Lynch thought he found a cornerstone-type piece on defense last season when he drafted Foster. Foster seemed at times like the best player on their defense. But, he got arrested twice this offseason, and currently faces three felony charges. He could go to jail, the 49ers could cut him or the NFL could suspend him for an entire season. His future is in jeopardy.

In the upcoming draft, the 49ers have to pretend Foster doesn’t exist. Have to operate under the assumption they won’t have him next season. “You’d be foolish not to,” Lynch said.

That means the 49ers almost certainly will select a linebacker who can start as a rookie. And that may mean they’ll use one of their four top-100 picks on a linebacker.

So, does that mean drafting Foster last year was a mistake?

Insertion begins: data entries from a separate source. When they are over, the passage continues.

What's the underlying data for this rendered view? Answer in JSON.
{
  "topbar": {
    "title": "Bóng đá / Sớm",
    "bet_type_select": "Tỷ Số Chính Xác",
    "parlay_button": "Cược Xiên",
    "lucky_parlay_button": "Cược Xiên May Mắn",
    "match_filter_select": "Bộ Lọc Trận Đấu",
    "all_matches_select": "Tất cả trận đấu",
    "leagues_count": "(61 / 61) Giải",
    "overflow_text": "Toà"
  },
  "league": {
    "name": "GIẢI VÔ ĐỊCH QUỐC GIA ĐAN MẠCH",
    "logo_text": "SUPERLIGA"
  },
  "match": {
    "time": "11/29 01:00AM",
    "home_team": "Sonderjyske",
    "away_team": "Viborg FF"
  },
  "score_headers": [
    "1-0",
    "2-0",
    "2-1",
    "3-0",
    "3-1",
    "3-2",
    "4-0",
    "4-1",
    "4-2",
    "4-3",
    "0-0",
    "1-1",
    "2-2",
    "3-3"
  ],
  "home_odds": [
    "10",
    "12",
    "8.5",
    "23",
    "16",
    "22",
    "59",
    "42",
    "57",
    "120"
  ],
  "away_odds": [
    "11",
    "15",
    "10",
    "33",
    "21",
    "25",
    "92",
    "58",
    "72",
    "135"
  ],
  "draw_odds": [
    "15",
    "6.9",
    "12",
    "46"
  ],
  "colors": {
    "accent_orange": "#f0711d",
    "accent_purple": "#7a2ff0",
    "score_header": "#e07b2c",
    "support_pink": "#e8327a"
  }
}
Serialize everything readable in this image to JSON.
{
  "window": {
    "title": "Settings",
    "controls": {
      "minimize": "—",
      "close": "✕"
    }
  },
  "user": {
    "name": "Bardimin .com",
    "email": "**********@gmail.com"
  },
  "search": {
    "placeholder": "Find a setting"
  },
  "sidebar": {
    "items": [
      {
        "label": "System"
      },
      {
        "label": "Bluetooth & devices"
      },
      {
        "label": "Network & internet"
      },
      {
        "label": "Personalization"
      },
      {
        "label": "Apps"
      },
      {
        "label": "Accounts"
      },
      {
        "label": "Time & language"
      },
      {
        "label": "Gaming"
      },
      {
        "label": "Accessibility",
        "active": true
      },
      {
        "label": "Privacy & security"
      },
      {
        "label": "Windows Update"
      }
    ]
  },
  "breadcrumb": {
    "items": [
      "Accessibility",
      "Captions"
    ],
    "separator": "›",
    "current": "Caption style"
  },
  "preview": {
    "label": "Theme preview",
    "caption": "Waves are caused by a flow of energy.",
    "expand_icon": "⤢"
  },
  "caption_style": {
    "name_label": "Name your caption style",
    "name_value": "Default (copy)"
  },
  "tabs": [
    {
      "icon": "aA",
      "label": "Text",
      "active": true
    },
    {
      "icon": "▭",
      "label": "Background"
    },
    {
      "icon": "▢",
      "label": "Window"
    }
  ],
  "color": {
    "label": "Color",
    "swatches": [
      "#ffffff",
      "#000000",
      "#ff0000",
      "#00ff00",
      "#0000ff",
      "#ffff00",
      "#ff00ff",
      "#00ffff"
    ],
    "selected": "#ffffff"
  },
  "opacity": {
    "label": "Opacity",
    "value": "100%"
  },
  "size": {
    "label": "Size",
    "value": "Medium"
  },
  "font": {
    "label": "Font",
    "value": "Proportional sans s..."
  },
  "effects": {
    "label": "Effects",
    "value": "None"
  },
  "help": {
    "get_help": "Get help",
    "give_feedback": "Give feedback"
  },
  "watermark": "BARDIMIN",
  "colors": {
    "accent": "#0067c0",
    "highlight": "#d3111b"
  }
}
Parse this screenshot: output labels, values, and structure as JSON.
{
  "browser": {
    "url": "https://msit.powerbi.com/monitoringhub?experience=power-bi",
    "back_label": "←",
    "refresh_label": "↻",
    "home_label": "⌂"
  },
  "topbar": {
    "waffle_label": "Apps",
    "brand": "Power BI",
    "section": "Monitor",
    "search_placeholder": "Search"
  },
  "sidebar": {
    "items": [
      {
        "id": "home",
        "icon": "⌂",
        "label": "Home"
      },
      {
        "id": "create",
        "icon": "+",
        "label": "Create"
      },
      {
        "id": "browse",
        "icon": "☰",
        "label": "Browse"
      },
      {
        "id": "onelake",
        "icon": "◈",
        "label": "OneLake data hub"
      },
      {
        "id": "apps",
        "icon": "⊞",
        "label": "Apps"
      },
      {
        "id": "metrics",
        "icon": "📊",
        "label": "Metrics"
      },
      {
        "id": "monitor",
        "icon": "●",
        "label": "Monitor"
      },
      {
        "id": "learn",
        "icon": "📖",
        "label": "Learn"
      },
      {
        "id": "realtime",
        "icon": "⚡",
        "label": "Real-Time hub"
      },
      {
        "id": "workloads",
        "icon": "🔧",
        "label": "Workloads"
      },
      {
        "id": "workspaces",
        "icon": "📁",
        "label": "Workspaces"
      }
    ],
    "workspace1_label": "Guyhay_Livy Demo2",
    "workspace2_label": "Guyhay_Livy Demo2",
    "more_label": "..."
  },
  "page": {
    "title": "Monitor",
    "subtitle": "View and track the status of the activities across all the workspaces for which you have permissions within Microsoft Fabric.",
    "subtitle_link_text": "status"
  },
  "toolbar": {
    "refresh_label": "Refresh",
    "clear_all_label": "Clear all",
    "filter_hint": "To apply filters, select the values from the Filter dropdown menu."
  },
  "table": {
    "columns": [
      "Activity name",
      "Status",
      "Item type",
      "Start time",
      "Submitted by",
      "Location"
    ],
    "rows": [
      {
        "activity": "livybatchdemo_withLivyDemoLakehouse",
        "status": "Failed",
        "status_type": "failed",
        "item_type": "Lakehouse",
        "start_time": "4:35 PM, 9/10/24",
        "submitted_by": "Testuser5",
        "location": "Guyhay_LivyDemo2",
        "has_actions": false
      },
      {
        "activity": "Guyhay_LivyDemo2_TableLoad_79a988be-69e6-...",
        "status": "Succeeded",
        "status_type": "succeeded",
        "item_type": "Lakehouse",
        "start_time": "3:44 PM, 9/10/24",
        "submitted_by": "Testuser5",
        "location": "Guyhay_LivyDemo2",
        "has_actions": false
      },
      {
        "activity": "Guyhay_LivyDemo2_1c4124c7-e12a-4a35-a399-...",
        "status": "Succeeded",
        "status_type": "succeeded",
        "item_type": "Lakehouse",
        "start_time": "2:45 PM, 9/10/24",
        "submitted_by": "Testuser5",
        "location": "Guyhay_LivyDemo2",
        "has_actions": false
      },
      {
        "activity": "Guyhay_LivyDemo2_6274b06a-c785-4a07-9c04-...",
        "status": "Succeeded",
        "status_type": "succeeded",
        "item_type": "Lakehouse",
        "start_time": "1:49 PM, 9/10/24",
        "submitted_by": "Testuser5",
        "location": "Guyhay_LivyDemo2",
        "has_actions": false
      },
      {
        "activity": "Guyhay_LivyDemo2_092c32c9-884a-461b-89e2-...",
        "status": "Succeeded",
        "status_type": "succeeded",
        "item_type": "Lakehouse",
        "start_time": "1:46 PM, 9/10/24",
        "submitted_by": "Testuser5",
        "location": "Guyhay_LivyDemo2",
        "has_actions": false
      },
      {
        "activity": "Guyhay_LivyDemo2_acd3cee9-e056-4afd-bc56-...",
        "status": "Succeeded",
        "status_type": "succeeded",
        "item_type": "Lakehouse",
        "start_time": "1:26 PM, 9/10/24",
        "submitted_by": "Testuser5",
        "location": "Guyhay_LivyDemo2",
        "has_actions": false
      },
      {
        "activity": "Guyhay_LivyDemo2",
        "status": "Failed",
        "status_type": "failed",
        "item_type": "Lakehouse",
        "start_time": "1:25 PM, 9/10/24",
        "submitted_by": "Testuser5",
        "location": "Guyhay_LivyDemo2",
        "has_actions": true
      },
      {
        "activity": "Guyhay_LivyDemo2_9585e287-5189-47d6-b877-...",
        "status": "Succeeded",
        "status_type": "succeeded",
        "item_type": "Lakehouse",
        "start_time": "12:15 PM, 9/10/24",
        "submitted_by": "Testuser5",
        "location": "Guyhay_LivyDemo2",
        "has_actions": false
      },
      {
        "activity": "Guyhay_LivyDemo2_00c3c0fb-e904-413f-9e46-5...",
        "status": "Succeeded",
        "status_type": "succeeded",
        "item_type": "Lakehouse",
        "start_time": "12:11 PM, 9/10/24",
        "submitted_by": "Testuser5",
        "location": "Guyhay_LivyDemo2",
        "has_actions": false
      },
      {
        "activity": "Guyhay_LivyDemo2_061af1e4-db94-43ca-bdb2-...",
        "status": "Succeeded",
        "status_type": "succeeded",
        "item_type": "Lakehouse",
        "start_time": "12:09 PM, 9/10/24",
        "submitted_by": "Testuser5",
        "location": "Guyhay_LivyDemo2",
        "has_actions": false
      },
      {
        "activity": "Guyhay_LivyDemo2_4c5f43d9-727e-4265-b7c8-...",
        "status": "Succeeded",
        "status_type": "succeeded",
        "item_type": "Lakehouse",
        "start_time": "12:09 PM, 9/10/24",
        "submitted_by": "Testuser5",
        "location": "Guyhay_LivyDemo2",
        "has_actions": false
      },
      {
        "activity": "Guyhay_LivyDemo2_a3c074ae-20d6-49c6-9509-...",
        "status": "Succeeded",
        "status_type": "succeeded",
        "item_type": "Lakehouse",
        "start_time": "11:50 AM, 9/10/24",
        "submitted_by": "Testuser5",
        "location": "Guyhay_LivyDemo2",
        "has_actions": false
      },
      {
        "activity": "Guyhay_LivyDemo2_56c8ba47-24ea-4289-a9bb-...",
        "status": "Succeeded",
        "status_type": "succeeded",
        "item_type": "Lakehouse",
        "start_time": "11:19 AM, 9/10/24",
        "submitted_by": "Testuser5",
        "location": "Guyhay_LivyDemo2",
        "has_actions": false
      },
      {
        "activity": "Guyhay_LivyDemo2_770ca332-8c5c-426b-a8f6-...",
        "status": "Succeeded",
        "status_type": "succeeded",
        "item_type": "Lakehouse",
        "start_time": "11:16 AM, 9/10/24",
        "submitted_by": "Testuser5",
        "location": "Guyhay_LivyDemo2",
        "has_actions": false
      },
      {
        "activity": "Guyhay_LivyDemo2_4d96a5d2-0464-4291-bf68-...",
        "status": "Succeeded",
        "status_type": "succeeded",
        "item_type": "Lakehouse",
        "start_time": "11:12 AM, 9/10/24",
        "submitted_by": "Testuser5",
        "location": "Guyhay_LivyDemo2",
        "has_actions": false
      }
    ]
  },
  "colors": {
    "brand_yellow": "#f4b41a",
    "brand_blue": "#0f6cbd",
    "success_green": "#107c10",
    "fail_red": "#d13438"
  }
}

“I think that is yet to be determined,” Lynch said. “I certainly am not comfortable with what has transpired in the short history that he has been here. But, being around this league, I have seen too many cases of guys who struggled early and then fortunately figure it out. Provided we have that opportunity, I would love nothing more than that to be the case, but we’ll see where that goes.”

Either Foster will win his trial, turn his career around and become the franchise cornerstone Lynch hoped he’d be. Or, he’ll be the Foster mistake. The heir apparent to the envelope mistake.